Assistiram ao primeiro capítulo e nada de Marina Marques.

̶ Ok. Amanhã assistiremos ao segundo capítulo e aí sim leremos o nome dela no letreiro e a veremos atuar.  
  
No dia seguinte a mesma decepção, onde estaria a grande Marina Marques?

Andavam todos ansiosos e muitíssimos preocupados com o “desaparecimento” de Jessica. Telefonemas para o Rio de Janeiro foram dados muitos, mas,  nenhuma notícia da jovem. Ainda assim a família acompanhava a tal novela na esperança de vê-la em alguma tomada.   

Até que um dia, em um escritório de diretoria todo envidraçado, tendo o Cristo Redentor como paisagem ao fundo, Marina Marques aparece atrás de uma mesa de reunião imensa contornada por confortáveis cadeiras pretas de couro.

Dirige-se até a cabeceira da mesa, posiciona-se ao lado do ator principal, que representa o presidente do conglomerado, e coloca um copo com água a sua frente. A sua imagem some da câmara.

Coitada da Jéssica.

Bem que nós avisamos. Imagine! Qual a probabilidade dela se tornar uma atriz de renome. A grande diva da televisão. Que ingênua.

E quanto a novela? Acompanharemos a estória? Parece boa?

Esse presidente parece uma boa pessoa, mas eu acho que ele é o vilão e vai destruir a vida daquela atriz argentina elegantíssima que contracena com ele.

Eu proponho que nos revezemos em acompanhar, e cada vez que houver uma cena com a Jéssica postamos no face. Até o final da novela contaremos quantas aparições nossa querida e grande diva aparecerá.

̶  Combinado!

̶  Combinado!

̶  Estou dentro!

̶  Certo!

̶  Gente, estava pensando aqui comigo. Acho que a Jéssica sumiu de vergonha.

E um coro uníssono, ecoou.

̶  Ahahahaha. É mesmo.

A novela surpreendentemente mostrou uma trama interessantíssima que prendeu a atenção de todos. Próximo ao fim, todos os amigos de Jéssica se reuniam e para assistir e acrescentar mais uma unidade na contagem no quadro de aparições de Marina Marques. Já foram contabilizadas 5 aparições, sem nenhuma fala, de no máximo, 2 segundos cada.
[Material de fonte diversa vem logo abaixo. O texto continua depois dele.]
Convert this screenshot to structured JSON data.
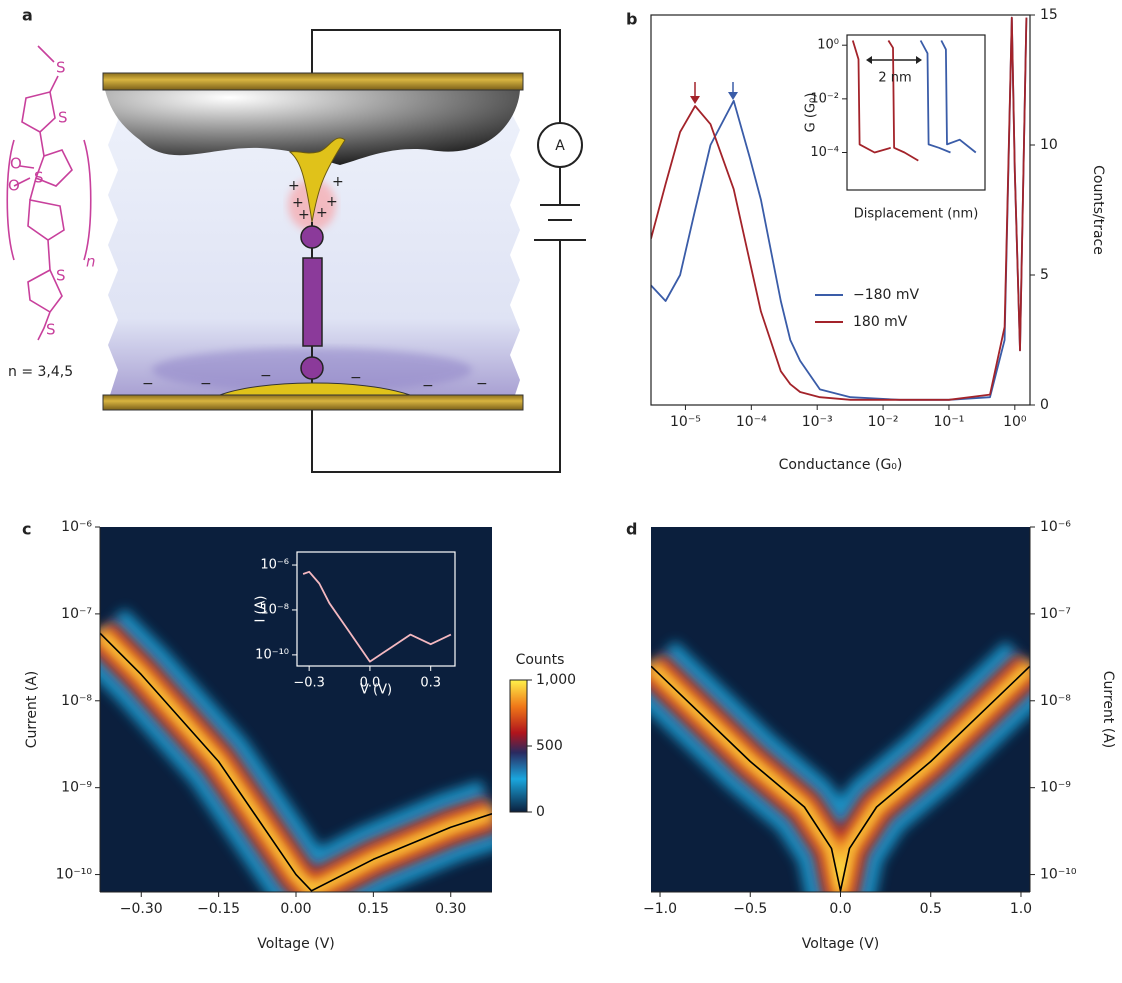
{
  "panels": [
    {
      "label": "a",
      "diagram": {
        "ammeter": "A",
        "plus": "+",
        "minus": "−",
        "sulfur": "S",
        "oxygen": "O",
        "repeat": "n",
        "caption": "n = 3,4,5"
      }
    },
    {
      "label": "b",
      "chart_data": {
        "type": "line",
        "xlabel": "Conductance (G₀)",
        "ylabel": "Counts/trace",
        "xscale": "log",
        "yaxis": "right",
        "frame": true,
        "legend": "center-right",
        "xlim": [
          3e-06,
          1.7
        ],
        "xticks": [
          {
            "value": 1e-05,
            "label": "10⁻⁵"
          },
          {
            "value": 0.0001,
            "label": "10⁻⁴"
          },
          {
            "value": 0.001,
            "label": "10⁻³"
          },
          {
            "value": 0.01,
            "label": "10⁻²"
          },
          {
            "value": 0.1,
            "label": "10⁻¹"
          },
          {
            "value": 1,
            "label": "10⁰"
          }
        ],
        "ylim": [
          0,
          15
        ],
        "yticks": [
          0,
          5,
          10,
          15
        ],
        "x": [
          3e-06,
          5e-06,
          8.3e-06,
          1.4e-05,
          2.4e-05,
          5.4e-05,
          9.5e-05,
          0.00014,
          0.00028,
          0.00039,
          0.00055,
          0.0011,
          0.0032,
          0.018,
          0.1,
          0.42,
          0.7,
          0.9,
          1.0,
          1.2,
          1.5
        ],
        "series": [
          {
            "name": "−180 mV",
            "color": "#3a5ca8",
            "values": [
              4.6,
              4.0,
              5.0,
              7.5,
              10,
              11.7,
              9.5,
              7.9,
              4.0,
              2.5,
              1.7,
              0.6,
              0.3,
              0.2,
              0.2,
              0.3,
              2.5,
              14.9,
              9,
              2.1,
              14.9
            ]
          },
          {
            "name": "180 mV",
            "color": "#a3232a",
            "values": [
              6.4,
              8.5,
              10.5,
              11.5,
              10.8,
              8.3,
              5.5,
              3.6,
              1.3,
              0.8,
              0.5,
              0.3,
              0.2,
              0.2,
              0.2,
              0.4,
              3,
              14.9,
              9,
              2.1,
              14.9
            ]
          }
        ],
        "inset": {
          "type": "line",
          "xlabel": "Displacement (nm)",
          "ylabel": "G (G₀)",
          "annotation": "2 nm",
          "yscale": "log",
          "frame": true,
          "xlim": [
            0,
            6
          ],
          "ylim": [
            4e-06,
            2.4
          ],
          "yticks": [
            {
              "value": 1,
              "label": "10⁰"
            },
            {
              "value": 0.01,
              "label": "10⁻²"
            },
            {
              "value": 0.0001,
              "label": "10⁻⁴"
            }
          ],
          "series": [
            {
              "color": "#a3232a",
              "x": [
                0.25,
                0.5,
                0.55,
                1.2,
                1.9
              ],
              "values": [
                1.5,
                0.3,
                0.0002,
                0.0001,
                0.00015
              ]
            },
            {
              "color": "#a3232a",
              "x": [
                1.8,
                2.0,
                2.05,
                2.5,
                3.1
              ],
              "values": [
                1.5,
                0.8,
                0.00015,
                0.0001,
                5e-05
              ]
            },
            {
              "color": "#3a5ca8",
              "x": [
                3.2,
                3.5,
                3.55,
                4.0,
                4.5
              ],
              "values": [
                1.5,
                0.5,
                0.0002,
                0.00015,
                0.0001
              ]
            },
            {
              "color": "#3a5ca8",
              "x": [
                4.1,
                4.3,
                4.35,
                4.9,
                5.6
              ],
              "values": [
                1.5,
                0.7,
                0.0002,
                0.0003,
                0.0001
              ]
            }
          ]
        }
      }
    },
    {
      "label": "c",
      "chart_data": {
        "type": "line",
        "xlabel": "Voltage (V)",
        "ylabel": "Current (A)",
        "yscale": "log",
        "yaxis": "left",
        "background": "#0b1f3d",
        "density_bands": true,
        "xlim": [
          -0.38,
          0.38
        ],
        "xticks": [
          {
            "value": -0.3,
            "label": "−0.30"
          },
          {
            "value": -0.15,
            "label": "−0.15"
          },
          {
            "value": 0,
            "label": "0.00"
          },
          {
            "value": 0.15,
            "label": "0.15"
          },
          {
            "value": 0.3,
            "label": "0.30"
          }
        ],
        "ylim": [
          6.3e-11,
          1e-06
        ],
        "yticks": [
          {
            "value": 1e-06,
            "label": "10⁻⁶"
          },
          {
            "value": 1e-07,
            "label": "10⁻⁷"
          },
          {
            "value": 1e-08,
            "label": "10⁻⁸"
          },
          {
            "value": 1e-09,
            "label": "10⁻⁹"
          },
          {
            "value": 1e-10,
            "label": "10⁻¹⁰"
          }
        ],
        "series": [
          {
            "color": "#000000",
            "x": [
              -0.38,
              -0.3,
              -0.15,
              0,
              0.03,
              0.15,
              0.3,
              0.38
            ],
            "values": [
              6e-08,
              2e-08,
              2e-09,
              1e-10,
              6.5e-11,
              1.5e-10,
              3.5e-10,
              5e-10
            ]
          }
        ],
        "colorbar": {
          "title": "Counts",
          "lim": [
            0,
            1000
          ],
          "ticks": [
            {
              "value": 1000,
              "label": "1,000"
            },
            500,
            0
          ]
        },
        "inset": {
          "type": "line",
          "xlabel": "V (V)",
          "ylabel": "I (A)",
          "yscale": "log",
          "frame": true,
          "foreground": "#ffffff",
          "xlim": [
            -0.36,
            0.42
          ],
          "xticks": [
            {
              "value": -0.3,
              "label": "−0.3"
            },
            {
              "value": 0,
              "label": "0.0"
            },
            {
              "value": 0.3,
              "label": "0.3"
            }
          ],
          "ylim": [
            3.2e-11,
            3.8e-06
          ],
          "yticks": [
            {
              "value": 1e-06,
              "label": "10⁻⁶"
            },
            {
              "value": 1e-08,
              "label": "10⁻⁸"
            },
            {
              "value": 1e-10,
              "label": "10⁻¹⁰"
            }
          ],
          "series": [
            {
              "color": "#f4b8c0",
              "x": [
                -0.33,
                -0.3,
                -0.25,
                -0.2,
                -0.1,
                0,
                0.1,
                0.2,
                0.3,
                0.4
              ],
              "values": [
                4e-07,
                5e-07,
                1.5e-07,
                2e-08,
                1e-09,
                5e-11,
                2e-10,
                8e-10,
                3e-10,
                8e-10
              ]
            }
          ]
        }
      }
    },
    {
      "label": "d",
      "chart_data": {
        "type": "line",
        "xlabel": "Voltage (V)",
        "ylabel": "Current (A)",
        "yscale": "log",
        "yaxis": "right",
        "background": "#0b1f3d",
        "density_bands": true,
        "xlim": [
          -1.05,
          1.05
        ],
        "xticks": [
          {
            "value": -1,
            "label": "−1.0"
          },
          {
            "value": -0.5,
            "label": "−0.5"
          },
          {
            "value": 0,
            "label": "0.0"
          },
          0.5,
          {
            "value": 1,
            "label": "1.0"
          }
        ],
        "ylim": [
          6.3e-11,
          1e-06
        ],
        "yticks": [
          {
            "value": 1e-06,
            "label": "10⁻⁶"
          },
          {
            "value": 1e-07,
            "label": "10⁻⁷"
          },
          {
            "value": 1e-08,
            "label": "10⁻⁸"
          },
          {
            "value": 1e-09,
            "label": "10⁻⁹"
          },
          {
            "value": 1e-10,
            "label": "10⁻¹⁰"
          }
        ],
        "series": [
          {
            "color": "#000000",
            "x": [
              -1.05,
              -0.5,
              -0.2,
              -0.05,
              0,
              0.05,
              0.2,
              0.5,
              1.05
            ],
            "values": [
              2.5e-08,
              2e-09,
              6e-10,
              2e-10,
              6.5e-11,
              2e-10,
              6e-10,
              2e-09,
              2.5e-08
            ]
          }
        ]
      }
    }
  ]
}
Enfim chegou o grande dia, será o que o ator principal se revelaria o vilão? A sua parceira iria ser prejudicada pelas maldades impostas a ela? E a Jéssica? Apareceria de novo?

A reunião foi no apartamento da promotora pública. Compraram pizza, o médico Renatinho trouxe vinho argentino com Destinação de Origem (afinal a ocasião pedia). Ninguém mais se lembrava de atualizar o quadro de aparições de Jéssica. Sentaram-se todos na sala, todos solidários à elegantíssima dama principal.
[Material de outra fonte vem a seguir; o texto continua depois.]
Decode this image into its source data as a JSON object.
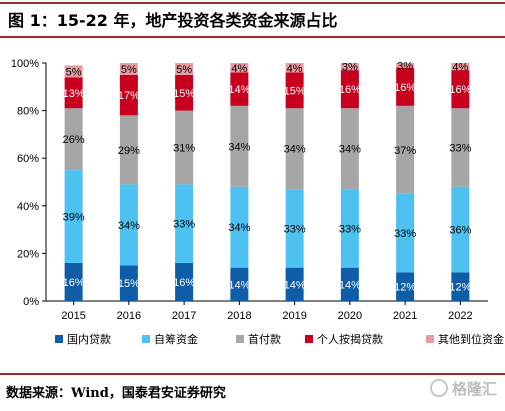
{
  "header": {
    "title": "图 1：15-22 年，地产投资各类资金来源占比"
  },
  "footer": {
    "source": "数据来源：Wind，国泰君安证券研究",
    "watermark_text": "格隆汇"
  },
  "chart_data": {
    "type": "bar",
    "stacked": true,
    "categories": [
      "2015",
      "2016",
      "2017",
      "2018",
      "2019",
      "2020",
      "2021",
      "2022"
    ],
    "y_ticks": [
      "0%",
      "20%",
      "40%",
      "60%",
      "80%",
      "100%"
    ],
    "ylim": [
      0,
      100
    ],
    "grid": false,
    "legend_position": "bottom",
    "series": [
      {
        "name": "国内贷款",
        "color": "#0f5da6",
        "label_color": "#ffffff",
        "values": [
          16,
          15,
          16,
          14,
          14,
          14,
          12,
          12
        ],
        "labels": [
          "16%",
          "15%",
          "16%",
          "14%",
          "14%",
          "14%",
          "12%",
          "12%"
        ]
      },
      {
        "name": "自筹资金",
        "color": "#4dc1f0",
        "label_color": "#000000",
        "values": [
          39,
          34,
          33,
          34,
          33,
          33,
          33,
          36
        ],
        "labels": [
          "39%",
          "34%",
          "33%",
          "34%",
          "33%",
          "33%",
          "33%",
          "36%"
        ]
      },
      {
        "name": "首付款",
        "color": "#a6a6a6",
        "label_color": "#000000",
        "values": [
          26,
          29,
          31,
          34,
          34,
          34,
          37,
          33
        ],
        "labels": [
          "26%",
          "29%",
          "31%",
          "34%",
          "34%",
          "34%",
          "37%",
          "33%"
        ]
      },
      {
        "name": "个人按揭贷款",
        "color": "#c8001e",
        "label_color": "#ffffff",
        "values": [
          13,
          17,
          15,
          14,
          15,
          16,
          16,
          16
        ],
        "labels": [
          "13%",
          "17%",
          "15%",
          "14%",
          "15%",
          "16%",
          "16%",
          "16%"
        ]
      },
      {
        "name": "其他到位资金",
        "color": "#e89ca1",
        "label_color": "#000000",
        "values": [
          5,
          5,
          5,
          4,
          4,
          3,
          3,
          4
        ],
        "labels": [
          "5%",
          "5%",
          "5%",
          "4%",
          "4%",
          "3%",
          "3%",
          "4%"
        ]
      }
    ]
  }
}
Iniciou o espetáculo, sim porque a essa altura dos acontecimentos essa novela já se tornara um espetáculo. Todos mudos, estáticos, respiração sôfrega. No desenrolar do capítulo mostrou o presidente do conglomerado como um homem íntegro, e a atriz principal, a verdadeira vilã, usurpou a empresa colocando-o para fora do prédio.
Foi chocante o final da trama, principalmente quando a atriz se despindo da peruca, da dentadura e outros apetrechos permitiu descortinar pouco a pouco um rosto muito conhecido de todos. Em total silêncio constataram que a contagem estava totalmente errônea, e que a amiga de escola cumprira sua promessa.


Aquele rosto emudeceu a pequena plateia, provocando a queda dos queixos simultaneamente. Inclusive o queixo desse narrador, que caiu ao constatar que Paula Martinez continha treze letras.